Il mio nome è Aslì e questa è la mia storia…

Nel 1931, due anni dopo la grande depressione del ’29, Albert Einstein scriveva che “[..] la crisi è la più grande benedizione  per le persone e le nazioni, perché  porta progressi. La creatività nasce dall’angoscia come il giorno nasce dalla  notte oscura. E’ nella crisi che sorge l’inventiva, le scoperte e le grandi strategie. Chi supera la crisi  supera sé stesso senza essere ‘superato […]”.
Ecco, sono queste  parole di straordinaria attualità (al punto che sembra difficile pensare che non siano state scritte e pronunciate da qualche illustre contemporaneo) che fanno da cornice alla nostra storia. Una bella storia, di quelle che infondono coraggio e trasmettono speranza e ammirazione.

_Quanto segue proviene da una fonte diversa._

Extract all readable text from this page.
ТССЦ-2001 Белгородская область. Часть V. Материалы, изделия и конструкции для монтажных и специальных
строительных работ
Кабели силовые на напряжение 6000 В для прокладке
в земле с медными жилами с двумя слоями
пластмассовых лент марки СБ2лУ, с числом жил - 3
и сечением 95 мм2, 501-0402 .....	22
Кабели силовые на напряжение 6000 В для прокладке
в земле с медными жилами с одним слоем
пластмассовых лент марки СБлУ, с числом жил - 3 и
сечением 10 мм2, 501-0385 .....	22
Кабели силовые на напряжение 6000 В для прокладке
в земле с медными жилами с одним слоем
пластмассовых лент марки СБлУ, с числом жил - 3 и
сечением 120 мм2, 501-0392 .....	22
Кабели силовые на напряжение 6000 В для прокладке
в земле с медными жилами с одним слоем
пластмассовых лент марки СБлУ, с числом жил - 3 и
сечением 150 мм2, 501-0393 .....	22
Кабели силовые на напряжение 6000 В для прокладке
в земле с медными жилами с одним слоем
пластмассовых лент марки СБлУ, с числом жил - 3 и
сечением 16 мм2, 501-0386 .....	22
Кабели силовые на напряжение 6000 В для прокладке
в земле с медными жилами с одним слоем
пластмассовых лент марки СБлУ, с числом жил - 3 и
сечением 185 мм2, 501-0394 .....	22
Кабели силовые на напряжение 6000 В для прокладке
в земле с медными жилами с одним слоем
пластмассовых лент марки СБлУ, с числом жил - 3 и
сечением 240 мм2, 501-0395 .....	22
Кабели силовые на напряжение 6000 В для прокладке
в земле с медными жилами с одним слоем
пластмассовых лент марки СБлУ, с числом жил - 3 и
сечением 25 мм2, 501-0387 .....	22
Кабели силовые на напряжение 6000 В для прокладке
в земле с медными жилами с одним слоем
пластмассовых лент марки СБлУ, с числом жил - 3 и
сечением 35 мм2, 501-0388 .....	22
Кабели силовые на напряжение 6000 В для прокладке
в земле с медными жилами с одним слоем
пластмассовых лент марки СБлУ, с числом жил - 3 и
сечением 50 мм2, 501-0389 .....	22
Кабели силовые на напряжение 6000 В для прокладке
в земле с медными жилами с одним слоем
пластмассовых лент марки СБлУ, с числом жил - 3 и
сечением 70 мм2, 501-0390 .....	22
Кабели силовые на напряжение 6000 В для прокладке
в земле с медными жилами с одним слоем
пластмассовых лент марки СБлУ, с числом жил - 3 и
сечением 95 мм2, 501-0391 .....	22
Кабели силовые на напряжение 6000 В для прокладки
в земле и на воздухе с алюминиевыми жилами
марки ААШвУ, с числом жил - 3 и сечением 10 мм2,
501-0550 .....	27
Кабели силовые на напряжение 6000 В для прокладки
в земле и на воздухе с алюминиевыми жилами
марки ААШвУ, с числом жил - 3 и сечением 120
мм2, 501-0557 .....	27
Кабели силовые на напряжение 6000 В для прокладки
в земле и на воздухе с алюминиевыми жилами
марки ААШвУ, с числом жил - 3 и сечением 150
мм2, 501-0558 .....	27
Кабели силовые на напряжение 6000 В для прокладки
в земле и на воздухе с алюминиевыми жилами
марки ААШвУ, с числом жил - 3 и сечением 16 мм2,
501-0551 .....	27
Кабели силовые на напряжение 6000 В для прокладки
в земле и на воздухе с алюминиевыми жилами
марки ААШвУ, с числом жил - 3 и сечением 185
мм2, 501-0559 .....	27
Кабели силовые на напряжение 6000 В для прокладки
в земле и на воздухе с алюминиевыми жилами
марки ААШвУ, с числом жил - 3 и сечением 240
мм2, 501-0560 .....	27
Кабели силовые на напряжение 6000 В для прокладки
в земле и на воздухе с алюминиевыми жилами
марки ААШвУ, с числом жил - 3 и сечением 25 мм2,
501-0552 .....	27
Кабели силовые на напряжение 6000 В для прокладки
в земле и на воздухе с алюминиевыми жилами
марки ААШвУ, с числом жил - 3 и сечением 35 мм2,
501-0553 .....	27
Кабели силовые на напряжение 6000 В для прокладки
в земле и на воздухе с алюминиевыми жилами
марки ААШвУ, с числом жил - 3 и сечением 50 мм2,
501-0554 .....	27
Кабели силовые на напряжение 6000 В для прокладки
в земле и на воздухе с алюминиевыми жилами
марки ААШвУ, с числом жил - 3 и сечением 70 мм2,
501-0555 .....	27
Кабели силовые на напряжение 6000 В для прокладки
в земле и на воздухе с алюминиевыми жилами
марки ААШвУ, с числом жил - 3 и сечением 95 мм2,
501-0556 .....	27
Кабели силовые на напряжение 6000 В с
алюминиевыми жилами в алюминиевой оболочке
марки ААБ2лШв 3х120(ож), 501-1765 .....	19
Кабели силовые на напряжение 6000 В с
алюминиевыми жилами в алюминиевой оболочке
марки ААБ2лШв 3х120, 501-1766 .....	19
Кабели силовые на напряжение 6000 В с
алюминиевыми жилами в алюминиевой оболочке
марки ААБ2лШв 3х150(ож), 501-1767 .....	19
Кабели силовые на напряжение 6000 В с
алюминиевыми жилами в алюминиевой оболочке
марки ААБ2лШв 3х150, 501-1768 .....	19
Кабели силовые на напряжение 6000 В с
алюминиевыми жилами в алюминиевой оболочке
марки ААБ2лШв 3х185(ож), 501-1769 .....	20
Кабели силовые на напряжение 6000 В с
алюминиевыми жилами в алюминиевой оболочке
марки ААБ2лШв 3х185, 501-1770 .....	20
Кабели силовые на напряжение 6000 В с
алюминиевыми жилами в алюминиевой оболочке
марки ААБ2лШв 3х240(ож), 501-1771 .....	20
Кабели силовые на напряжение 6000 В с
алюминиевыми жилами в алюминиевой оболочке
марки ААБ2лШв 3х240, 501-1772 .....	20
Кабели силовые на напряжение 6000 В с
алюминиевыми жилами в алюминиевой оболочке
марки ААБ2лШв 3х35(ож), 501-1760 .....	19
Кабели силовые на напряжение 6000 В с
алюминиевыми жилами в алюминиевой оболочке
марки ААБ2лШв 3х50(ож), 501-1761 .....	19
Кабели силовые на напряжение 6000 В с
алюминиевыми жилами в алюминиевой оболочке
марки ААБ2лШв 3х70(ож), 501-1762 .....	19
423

La protagonista si chiama Aslì Haddas, ed è una bella e giovane donna italiana di origine eritrea dalla corporatura esile, la  voce calda e lo sguardo intenso, sicuro e fiero di chi ce la mette tutta e guarda con positività al futuro. Mi accoglie in uno spazio annegato di luce. I colori e i libri, la fanno da padrone.
Siamo in una palazzina appena ristrutturata in via Chieti, una via privata alle spalle del trafficassimo Corso Sempione. Le finestre sono aperte, ma i rumori della città sembrano molto lontani. Aslì mi offre un caffè mentre un raggio di sole si posa su di una coppa al centro di un tavolo bianco. E’ un pezzo molto bello. Lo guardo, lei se ne accorge “l’hanno fatta i carcerati di Rebibbia quella, bella vero?” mi dice. Si, è davvero bella.
Mi guardo attorno e scopro che tutto qui dentro ha un’anima, un senso, un significato. Gli occhi di Aslì si illuminano di un bagliore particolare mentre mi spiega che la coppa, così come altri oggetti di arredamento fanno parte del progetto Artwo, un percorso che unisce l’arte contemporanea, il riciclo di materiali e l’impegno sociale.  Nulla è lasciato al caso. Tutto sta dove deve stare, in un ordine piuttosto caotico che richiama subito alla mente l’idea di multietnicità.

Aslì Haddas è un donna molto coraggiosa e determinata, ma anche molto umana. La sua storia (o meglio quella che qui raccontiamo) inizia nel 2011. La ragazza aveva 34 anni e un posto fisso. Da 10. Tutto scorre felice, uguale ma felice. I sogni sono nel cassetto e la realtà è un lavoro da tecnico informatico. Ma dietro l’angolo, la crisi. La sua azienda è costretta ad una fusione con un’altra per poter sopravvivere. L’aria cambia, gli umori si inaspriscono e la paura aumenta. Non per lei.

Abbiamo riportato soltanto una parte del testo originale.